This is the last recipe I made for the Greek Bazaar last weekend. As the third new Greek recipe in as many days (Paxamathia and Halva), this is probably my favorite! It’s a two-step process so be sure to have several hours to try this one. These cookies are soft and covered in honey, cinnamon and nuts. A classic Greek cookie!
Adapted from Cooking Greek for Tulsa!
2 cups of butter, melted
3 tsp. baking powder
1 tsp. vanilla
½ cup of fresh orange juice (used no pulp Minute Maid)
1 cup sugar
¼ tsp. baking soda
6 cups flour
4 cups honey (used 2 cups or 1 lb.)
1 cup water
3 cup chopped nuts or pepitas
1 tsp. cinnamon
- Pre-heat oven to 350 degrees.
- Melt butter and cool then mix with sugar and eggs with an electric mixer for 5 minutes.
- Dissolve baking powder, baking soda and vanilla into orange juice. Mix immediately into butter mixture.

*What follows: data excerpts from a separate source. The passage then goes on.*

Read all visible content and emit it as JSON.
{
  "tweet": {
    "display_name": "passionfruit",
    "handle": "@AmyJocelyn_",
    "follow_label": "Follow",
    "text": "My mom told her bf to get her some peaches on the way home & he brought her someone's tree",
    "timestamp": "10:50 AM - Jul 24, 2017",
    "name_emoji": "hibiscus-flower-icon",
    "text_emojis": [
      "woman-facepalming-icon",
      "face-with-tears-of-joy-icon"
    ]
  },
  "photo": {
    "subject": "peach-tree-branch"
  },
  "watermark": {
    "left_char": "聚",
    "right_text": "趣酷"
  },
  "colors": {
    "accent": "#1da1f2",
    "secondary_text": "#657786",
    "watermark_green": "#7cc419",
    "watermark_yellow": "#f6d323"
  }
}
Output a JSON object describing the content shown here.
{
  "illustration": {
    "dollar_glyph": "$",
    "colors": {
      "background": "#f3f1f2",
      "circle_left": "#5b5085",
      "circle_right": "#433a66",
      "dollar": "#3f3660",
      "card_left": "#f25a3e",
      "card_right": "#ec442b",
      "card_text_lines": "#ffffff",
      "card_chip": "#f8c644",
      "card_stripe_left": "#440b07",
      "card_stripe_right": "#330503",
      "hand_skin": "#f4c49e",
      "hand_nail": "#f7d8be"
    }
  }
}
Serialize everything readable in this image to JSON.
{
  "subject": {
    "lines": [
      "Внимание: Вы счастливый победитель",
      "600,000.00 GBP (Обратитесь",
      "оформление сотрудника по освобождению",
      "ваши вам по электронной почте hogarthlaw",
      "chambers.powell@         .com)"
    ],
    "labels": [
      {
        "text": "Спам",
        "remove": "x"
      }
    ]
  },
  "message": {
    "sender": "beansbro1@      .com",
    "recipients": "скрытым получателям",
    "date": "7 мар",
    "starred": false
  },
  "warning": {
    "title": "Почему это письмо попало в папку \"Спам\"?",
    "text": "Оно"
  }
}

- Add flour until a soft dough is formed. (Can start with electric mixer but will need to use a wooden spoon around 4 cups.
- Shape cookies into 2” ovals on an ungreased cookie sheet and bake for 20 minutes or until brown.
- Cool completely on a rack.
- When cookies are cool, boil honey and water.
- With a slotted spoon, dip cookies into syrup.
- While still wet, sprinkle with nuts and cinnamon.